ABSTRACT

“Sorcier est celuy qui par moyens Diaboliques sciemment s’efforce de paruenir à quel que chose.” (“A sorcerer is one who by commerce with the Devil has a full intention of attaining his own ends.”) With these words the profoundly erudite jurisconsult Jean Bodin, one of the acutest and most strictly impartial minds of his age, opens his famous De la Demonomanie des Sorciers, 1 and it would be, I imagine, hardly possible to discover a more concise, exact, comprehensive, and intelligent definition of a Witch. The whole tremendous subject of Witchcraft, especially as revealed in its multifold and remarkable manifestations throughout every district of Southern and Western Europe from the middle of the thirteenth until the dawn of the eighteenth century, 2 has it would seem in recent times seldom, if ever, been candidly and fairly examined.
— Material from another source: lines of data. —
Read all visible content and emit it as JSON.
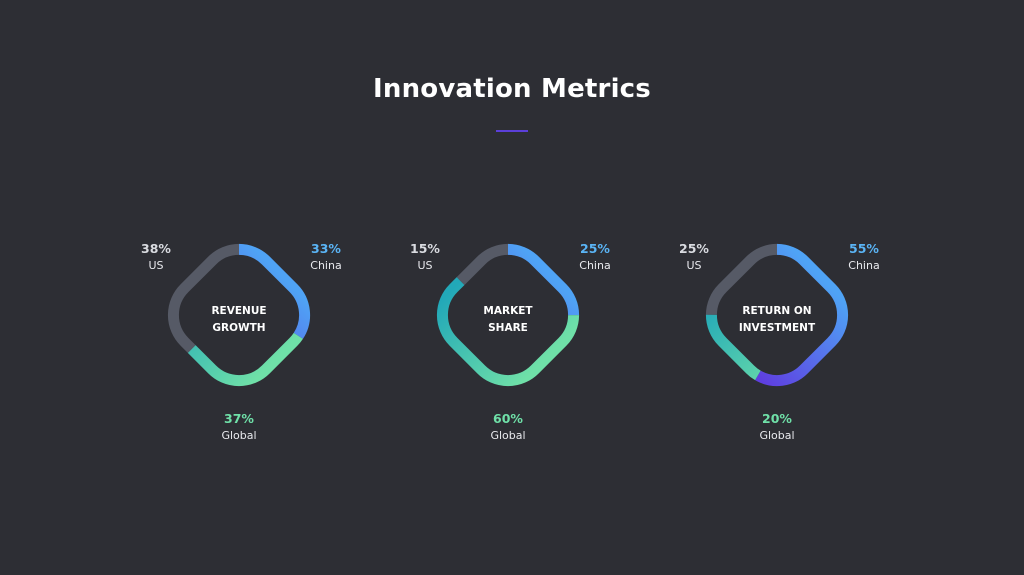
{
  "title": "Innovation Metrics",
  "colors": {
    "background": "#2d2e34",
    "accent_rule": "#5b3fd9",
    "us": "#565a66",
    "china_start": "#4fa3f5",
    "china_end": "#5e3fe0",
    "global_start": "#6fe0a8",
    "global_end": "#22a8b8",
    "china_label": "#5ab4f5",
    "global_label": "#6fe0a8",
    "us_label": "#d9dbe0"
  },
  "chart_data": [
    {
      "type": "pie",
      "variant": "rounded-square-ring",
      "center_label": [
        "REVENUE",
        "GROWTH"
      ],
      "slices": [
        {
          "label": "China",
          "value": 33
        },
        {
          "label": "Global",
          "value": 37
        },
        {
          "label": "US",
          "value": 38
        }
      ]
    },
    {
      "type": "pie",
      "variant": "rounded-square-ring",
      "center_label": [
        "MARKET",
        "SHARE"
      ],
      "slices": [
        {
          "label": "China",
          "value": 25
        },
        {
          "label": "Global",
          "value": 60
        },
        {
          "label": "US",
          "value": 15
        }
      ]
    },
    {
      "type": "pie",
      "variant": "rounded-square-ring",
      "center_label": [
        "RETURN ON",
        "INVESTMENT"
      ],
      "slices": [
        {
          "label": "China",
          "value": 55
        },
        {
          "label": "Global",
          "value": 20
        },
        {
          "label": "US",
          "value": 25
        }
      ]
    }
  ]
}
The only sound sources of information are the contemporary records; the meticulously detailed legal reports of the actual trials; the vast mass of pamphlets which give eye-witnessed accounts of individual witches and reproduce evidence uerbatim as told in court; and, above all, the voluminous and highly technical works of the Inquisitors and demonologists, holy and reverend divines, doctors utriusque iuris, hard-headed, slow, and sober lawyers,—learned men, scholars of philosophic mind, the most honourable names in the universities of Europe, in the forefront of literature, science, politics, and culture; monks who kept the conscience of kings, pontiffs; whose word would set Europe aflame and bring an emperor to his knees at their gate.